1What are the deep learning algorithms used in object detection?

Object detection is a computer vision task that refers to the process of locating and identifying multiple objects in an image. Deep learning algorithms like YOLO, SSD and R-CNN detect objects on an image using deep convolutional neural networks, a kind of artificial neural network inspired by the visual cortex. Deep convolutional neural networks are the most popular class of deep learning algorithms for object detection. The deep convolutional networks are trained on large datasets. These networks can detect objects with much more efficiency and accuracy than previous methods.

2Which algorithm is best for object detection?

There are many algorithms for object detection, ranging from simple boxes to complex Deep Networks. The industry standard right now is YOLO, which is short for You Only Look Once.

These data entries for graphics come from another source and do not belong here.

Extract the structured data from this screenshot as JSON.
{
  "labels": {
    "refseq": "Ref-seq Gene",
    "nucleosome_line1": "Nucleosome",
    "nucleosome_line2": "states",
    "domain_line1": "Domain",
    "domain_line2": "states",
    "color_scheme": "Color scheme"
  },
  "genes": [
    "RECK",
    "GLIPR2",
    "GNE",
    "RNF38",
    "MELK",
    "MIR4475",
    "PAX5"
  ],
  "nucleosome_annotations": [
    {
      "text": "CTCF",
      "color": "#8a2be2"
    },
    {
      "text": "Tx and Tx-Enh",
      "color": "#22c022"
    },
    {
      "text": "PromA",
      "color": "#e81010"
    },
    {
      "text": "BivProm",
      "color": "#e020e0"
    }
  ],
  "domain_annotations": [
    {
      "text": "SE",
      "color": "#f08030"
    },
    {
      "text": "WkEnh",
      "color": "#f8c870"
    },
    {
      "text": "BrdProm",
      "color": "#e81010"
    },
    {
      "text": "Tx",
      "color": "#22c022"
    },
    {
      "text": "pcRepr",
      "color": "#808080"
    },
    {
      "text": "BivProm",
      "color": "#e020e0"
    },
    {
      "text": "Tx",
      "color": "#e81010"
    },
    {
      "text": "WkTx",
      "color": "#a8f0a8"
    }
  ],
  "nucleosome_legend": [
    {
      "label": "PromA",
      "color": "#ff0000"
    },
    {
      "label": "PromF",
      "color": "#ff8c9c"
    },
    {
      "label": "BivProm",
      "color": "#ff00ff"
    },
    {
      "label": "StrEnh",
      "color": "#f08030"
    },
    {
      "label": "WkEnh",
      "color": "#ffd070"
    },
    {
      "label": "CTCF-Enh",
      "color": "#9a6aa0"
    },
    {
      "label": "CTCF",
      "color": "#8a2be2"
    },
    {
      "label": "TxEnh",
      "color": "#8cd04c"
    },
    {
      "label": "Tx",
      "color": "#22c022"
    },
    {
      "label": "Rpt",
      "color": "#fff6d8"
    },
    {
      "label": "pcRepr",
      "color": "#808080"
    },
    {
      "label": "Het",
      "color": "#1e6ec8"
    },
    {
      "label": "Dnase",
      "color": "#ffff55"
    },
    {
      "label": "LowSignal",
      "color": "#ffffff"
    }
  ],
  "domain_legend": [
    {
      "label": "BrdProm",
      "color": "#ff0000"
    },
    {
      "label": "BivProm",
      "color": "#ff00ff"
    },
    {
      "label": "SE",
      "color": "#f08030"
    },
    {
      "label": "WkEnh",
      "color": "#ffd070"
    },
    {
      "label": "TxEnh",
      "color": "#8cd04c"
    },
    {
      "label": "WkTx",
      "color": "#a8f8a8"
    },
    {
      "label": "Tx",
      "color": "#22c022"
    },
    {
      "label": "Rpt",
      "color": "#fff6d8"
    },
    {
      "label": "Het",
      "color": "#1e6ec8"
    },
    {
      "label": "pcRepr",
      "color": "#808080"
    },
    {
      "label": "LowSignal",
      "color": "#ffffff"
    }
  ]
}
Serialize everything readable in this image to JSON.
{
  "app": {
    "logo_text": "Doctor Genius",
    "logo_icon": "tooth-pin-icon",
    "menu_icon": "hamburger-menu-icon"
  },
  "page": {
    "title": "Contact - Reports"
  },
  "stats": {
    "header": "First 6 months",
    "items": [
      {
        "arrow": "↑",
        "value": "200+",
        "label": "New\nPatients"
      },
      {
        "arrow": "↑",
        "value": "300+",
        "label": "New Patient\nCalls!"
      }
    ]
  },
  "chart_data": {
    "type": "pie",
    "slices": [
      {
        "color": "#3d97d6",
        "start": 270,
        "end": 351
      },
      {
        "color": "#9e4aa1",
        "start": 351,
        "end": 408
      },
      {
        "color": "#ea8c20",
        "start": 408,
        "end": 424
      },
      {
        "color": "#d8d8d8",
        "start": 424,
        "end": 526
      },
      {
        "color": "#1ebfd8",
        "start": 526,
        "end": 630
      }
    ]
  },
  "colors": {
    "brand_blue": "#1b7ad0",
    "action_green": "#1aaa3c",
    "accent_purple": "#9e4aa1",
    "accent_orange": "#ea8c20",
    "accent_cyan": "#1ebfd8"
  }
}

YOLO is a simple and easy to implement neural network that classifies objects with relatively high accuracy. In a nutshell, a neural network is a system of interconnected layers that simulate how neurons in the brain communicate. Each layer has its own set of parameters, which are tweaked according to the data provided. The data that comes out of each layer is fed into the next layer, and so on, until we get a final prediction as the output.

3What are the difficulties you have faced in object identification?

There are many difficulties which we face while object identification. One of the difficulties is when the object is a picture of a scene. In such cases we need to know the position of the camera in the past and we should estimate the position of the moving object. Due to the changes with time, we may get a completely different image and it can't be matched. One way to solve this issue is to take the help of motion estimation. Another one is to do the re-computation with time difference.